Oryantalizm demişken, oryantalist çalışmaların tarihsel geçmişini dikkate alarak okumak meseleyi anlamak açısından fayda sağlayacaktır. Her ne kadar akademik disipline sahip oryantalist çalışmalar on dokuzuncu yüzyılda başlamış olsa da ilk oryantalist çalışmaların on ikinci yüzyıla kadar gittiği biliniyor. Dolayısıyla Batı’da İslam ve Araplarla ilgili literatürün ilk bin yılın başlarında oluşmaya başladığı görülüyor. Bu literatür, oryantalizm kavramını 1970’li yıllarda dünyanın gündemine sokan Edward Said’in (1935-2003) dikkat çektiği gibi ‘Batı’nın Doğu’ya olan epistemolojik üstünlüğünün ontolojik üstünlüğe dönüştürülmesi’ şeklinde açığa çıkıyor. Ötekileştiren, subjektif tanımlayan, aşağılayan üstenci yaklaşım yazarın bahsettiği sevgi diliyle uyuşmuyor. Din oryantalist çalışmalarda önemli bir konuma sahip. Kitapta da bunun yansımasını görüyoruz.

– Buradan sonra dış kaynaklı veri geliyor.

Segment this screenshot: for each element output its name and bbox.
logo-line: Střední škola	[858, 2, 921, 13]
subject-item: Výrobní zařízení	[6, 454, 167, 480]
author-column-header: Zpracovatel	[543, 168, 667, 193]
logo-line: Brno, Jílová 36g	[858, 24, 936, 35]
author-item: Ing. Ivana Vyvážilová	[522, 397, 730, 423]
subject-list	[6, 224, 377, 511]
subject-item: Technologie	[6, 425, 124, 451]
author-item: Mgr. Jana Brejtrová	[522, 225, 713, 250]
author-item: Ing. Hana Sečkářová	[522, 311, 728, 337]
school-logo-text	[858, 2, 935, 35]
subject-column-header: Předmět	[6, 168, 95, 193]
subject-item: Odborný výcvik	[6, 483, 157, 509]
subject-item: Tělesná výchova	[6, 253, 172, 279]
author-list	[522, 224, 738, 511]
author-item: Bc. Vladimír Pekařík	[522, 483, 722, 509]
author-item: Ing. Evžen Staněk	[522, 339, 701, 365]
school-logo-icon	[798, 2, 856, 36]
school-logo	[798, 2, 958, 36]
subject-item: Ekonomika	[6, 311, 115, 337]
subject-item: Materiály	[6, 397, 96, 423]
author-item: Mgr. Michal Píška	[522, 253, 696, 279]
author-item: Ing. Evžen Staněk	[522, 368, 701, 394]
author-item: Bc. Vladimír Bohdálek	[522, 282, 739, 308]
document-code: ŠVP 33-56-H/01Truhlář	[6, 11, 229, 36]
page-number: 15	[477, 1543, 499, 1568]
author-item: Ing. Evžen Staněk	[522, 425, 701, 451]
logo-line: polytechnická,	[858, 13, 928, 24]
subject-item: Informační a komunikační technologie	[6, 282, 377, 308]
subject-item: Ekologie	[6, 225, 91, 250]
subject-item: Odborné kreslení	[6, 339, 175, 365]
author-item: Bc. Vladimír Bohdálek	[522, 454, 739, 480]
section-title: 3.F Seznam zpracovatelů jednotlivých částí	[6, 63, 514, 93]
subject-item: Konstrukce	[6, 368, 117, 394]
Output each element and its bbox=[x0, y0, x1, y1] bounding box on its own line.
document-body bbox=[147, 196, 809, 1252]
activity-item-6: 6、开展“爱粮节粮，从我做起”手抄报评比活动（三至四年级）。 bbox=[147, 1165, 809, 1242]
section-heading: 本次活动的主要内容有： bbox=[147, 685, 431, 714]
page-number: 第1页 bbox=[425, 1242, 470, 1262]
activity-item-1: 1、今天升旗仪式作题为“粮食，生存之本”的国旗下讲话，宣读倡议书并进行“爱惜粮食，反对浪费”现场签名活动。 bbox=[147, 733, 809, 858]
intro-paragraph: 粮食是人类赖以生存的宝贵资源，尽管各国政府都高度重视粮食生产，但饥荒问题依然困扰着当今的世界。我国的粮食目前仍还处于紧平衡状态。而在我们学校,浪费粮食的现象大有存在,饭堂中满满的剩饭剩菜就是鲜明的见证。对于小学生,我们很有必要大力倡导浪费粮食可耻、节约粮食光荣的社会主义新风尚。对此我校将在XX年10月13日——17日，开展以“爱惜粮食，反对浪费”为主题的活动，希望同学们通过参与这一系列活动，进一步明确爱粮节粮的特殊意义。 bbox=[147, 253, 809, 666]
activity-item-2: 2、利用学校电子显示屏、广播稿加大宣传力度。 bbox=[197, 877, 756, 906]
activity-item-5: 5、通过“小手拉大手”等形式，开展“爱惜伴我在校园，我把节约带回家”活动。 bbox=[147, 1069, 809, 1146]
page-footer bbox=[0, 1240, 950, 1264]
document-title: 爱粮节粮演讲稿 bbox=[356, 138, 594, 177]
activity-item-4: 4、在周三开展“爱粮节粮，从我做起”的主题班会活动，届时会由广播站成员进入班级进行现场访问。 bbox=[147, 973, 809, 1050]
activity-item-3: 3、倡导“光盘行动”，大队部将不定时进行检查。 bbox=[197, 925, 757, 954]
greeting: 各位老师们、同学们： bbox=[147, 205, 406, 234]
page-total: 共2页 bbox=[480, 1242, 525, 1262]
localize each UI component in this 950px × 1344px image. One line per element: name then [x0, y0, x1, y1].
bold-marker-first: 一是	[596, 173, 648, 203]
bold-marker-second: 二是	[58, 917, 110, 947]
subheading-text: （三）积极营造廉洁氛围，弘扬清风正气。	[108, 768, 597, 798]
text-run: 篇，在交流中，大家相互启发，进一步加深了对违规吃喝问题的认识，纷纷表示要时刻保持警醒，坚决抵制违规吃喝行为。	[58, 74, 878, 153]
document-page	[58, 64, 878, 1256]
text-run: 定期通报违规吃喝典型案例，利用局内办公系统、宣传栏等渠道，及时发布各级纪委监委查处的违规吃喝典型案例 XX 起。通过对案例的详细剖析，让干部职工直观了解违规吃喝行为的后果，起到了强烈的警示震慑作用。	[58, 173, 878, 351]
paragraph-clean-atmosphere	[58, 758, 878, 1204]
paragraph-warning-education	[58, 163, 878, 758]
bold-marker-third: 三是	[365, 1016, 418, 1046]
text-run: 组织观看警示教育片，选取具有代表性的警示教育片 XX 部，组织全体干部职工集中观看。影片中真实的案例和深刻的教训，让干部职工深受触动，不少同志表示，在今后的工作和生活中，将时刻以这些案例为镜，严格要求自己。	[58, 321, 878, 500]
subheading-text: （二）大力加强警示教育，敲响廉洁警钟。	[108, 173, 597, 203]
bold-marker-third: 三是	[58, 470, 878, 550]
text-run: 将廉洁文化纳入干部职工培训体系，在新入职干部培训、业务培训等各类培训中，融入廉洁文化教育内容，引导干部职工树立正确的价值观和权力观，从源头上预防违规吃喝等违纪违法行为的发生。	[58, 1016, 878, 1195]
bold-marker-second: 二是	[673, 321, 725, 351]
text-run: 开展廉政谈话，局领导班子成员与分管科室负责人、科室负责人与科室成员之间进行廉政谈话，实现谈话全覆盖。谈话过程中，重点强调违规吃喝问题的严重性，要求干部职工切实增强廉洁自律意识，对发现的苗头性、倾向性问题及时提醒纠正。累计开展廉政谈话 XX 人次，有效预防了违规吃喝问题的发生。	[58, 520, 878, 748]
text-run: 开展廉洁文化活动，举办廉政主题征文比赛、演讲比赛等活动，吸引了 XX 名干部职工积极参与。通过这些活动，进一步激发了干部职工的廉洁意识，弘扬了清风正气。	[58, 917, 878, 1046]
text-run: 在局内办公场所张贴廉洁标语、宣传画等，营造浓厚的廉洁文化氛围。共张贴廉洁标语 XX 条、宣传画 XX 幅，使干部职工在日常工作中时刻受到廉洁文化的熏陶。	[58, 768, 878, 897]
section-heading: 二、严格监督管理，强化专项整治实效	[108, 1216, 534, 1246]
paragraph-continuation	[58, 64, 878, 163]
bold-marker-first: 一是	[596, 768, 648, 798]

Kitapta ilginç bulduğum detayların birkaçını yazmadan geçemeyeceğim. ‘Osmanlı’ tabiri yerine ‘Türk’ kavramının seçen yazar Osmanlı devletiyle ilgili konuları Türk’e nispetle aktarıyor. Genel anlamda Doğulu milletlerin karakteristik özelliklerini olumsuz olarak yansıtıyor fakat özellikle Kürtler hakkında çok daha ileri giderek nahoş şeyler söylüyor. Müslümanların genelini ise cahil ve vahşi olarak nitelendiriyor.

Yazarın üstenci üslubundan bölgenin Müslüman olmayan toplulukları da nasibini alıyor. Örneğin Doğu kiliselerinin reforma ihtiyacı vardır ve Amerikan misyoner teşkilatları bunu sağlayacak güçtedir. Kitaptaki en ilginç detaylardan biri misyonerlik faaliyetlerinin Doğulu Hıristiyanları da kapsaması gerektiği düşüncesi. Yazara göre Rumlar ve Ermeniler her ne kadar Hıristiyan da olsa dinin aslına vakıf değillerdir. Dolayısıyla onlar da faaliyetlerin kapsamı içinde olmalıdır. Diğer yandan Amerikalı Hıristiyanların misyonerlik faaliyetlerine gereken desteği vermediğini söyleyen yazar, Batı’da da bazı sorunların görülmeye başladığını sözlerine ekliyor. Mesela yeni nesil öncekiler kadar dine meyilli olmadığı gibi yardım ve bağış konularında isteksizdir. Ayrıca ateizmi ve ahlaksızlığın artmasına zemin hazırlayan üniversiteler konusunda da harekete geçilmelidir.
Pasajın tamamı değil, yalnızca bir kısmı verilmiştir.